Unfortunately, the mainstream media usually quotes these biased sources as if they were speaking gospel truth, without a shred of criticism or doubt. These sources are virtually never held to account, asked to justify how they came up with their estimates, or have their estimating methodologies critically scruitinized.
Here's some numbers for what has effectively become a civil war in Mexico: ~55,000 total deaths (16,000 in 2011 alone); nearly 60 journalists killed, over a thousand police and prosecutors killed, nearl a hundred politicians assassinated. Drug revenue in the tens of billions of dollars and somewhere around 100,000 soldiers fighting for the cartels (compared to about 250,000 total soldiers in the Mexican armed forces).

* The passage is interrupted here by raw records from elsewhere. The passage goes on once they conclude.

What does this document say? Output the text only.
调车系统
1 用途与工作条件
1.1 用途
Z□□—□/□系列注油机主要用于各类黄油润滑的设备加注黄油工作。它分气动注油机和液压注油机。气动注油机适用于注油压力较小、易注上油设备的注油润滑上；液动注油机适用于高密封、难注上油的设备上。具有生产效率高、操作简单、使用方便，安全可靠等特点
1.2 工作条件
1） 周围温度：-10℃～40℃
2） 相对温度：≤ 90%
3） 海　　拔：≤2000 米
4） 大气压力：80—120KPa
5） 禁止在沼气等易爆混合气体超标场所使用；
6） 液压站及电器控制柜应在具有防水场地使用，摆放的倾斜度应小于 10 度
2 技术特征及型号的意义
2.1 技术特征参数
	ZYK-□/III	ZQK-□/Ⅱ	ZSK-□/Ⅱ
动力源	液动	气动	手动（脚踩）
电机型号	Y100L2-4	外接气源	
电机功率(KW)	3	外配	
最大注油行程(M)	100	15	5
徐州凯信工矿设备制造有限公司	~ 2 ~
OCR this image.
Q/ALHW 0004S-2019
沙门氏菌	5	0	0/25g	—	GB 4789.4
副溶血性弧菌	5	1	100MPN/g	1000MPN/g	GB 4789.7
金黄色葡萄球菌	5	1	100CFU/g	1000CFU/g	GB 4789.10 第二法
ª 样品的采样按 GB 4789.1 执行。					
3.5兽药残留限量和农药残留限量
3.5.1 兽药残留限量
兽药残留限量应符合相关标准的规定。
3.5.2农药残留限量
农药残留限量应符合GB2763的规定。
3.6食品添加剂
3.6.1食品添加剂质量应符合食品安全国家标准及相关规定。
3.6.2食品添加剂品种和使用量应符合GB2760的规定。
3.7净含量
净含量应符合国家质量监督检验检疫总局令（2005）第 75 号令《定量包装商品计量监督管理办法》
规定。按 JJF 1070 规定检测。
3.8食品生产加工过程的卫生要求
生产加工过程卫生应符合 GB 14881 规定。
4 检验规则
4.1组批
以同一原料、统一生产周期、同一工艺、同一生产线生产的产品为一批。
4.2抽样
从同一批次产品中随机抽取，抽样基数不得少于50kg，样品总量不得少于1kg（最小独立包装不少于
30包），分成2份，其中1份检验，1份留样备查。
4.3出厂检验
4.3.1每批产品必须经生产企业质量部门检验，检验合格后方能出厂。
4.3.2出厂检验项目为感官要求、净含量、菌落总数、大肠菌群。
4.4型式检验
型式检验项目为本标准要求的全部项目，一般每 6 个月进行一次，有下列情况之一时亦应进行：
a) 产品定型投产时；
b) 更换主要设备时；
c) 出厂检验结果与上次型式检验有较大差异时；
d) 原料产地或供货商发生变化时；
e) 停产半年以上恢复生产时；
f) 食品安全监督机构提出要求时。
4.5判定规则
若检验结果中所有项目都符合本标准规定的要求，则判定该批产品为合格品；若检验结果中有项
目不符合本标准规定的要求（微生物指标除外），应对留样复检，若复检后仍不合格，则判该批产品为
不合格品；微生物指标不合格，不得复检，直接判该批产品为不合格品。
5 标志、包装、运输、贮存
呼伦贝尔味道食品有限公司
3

It's an unusual war because the cartels don't care about actually controlling territory too much, they just need to be able to operate, so there are rarely large scale battles between cartel and government soldiers, if the government moves in to some area in force the cartel can just melt away and then hit the government forces opportunistically. Although typically the cartels don't even do that, instead they kill civilians, police, children, and politicians in order to maintain a state of terror and get people to keep their heads down and ignore cartel activity.
Yeah. That's true I know they're big and have a huge effect locally, but scheming to influence lawmaking in another country is pretty big thinking. It's also forward thinking, worrying about your profits 5 years from now.
Are they big enough to really be thinking along lines like this?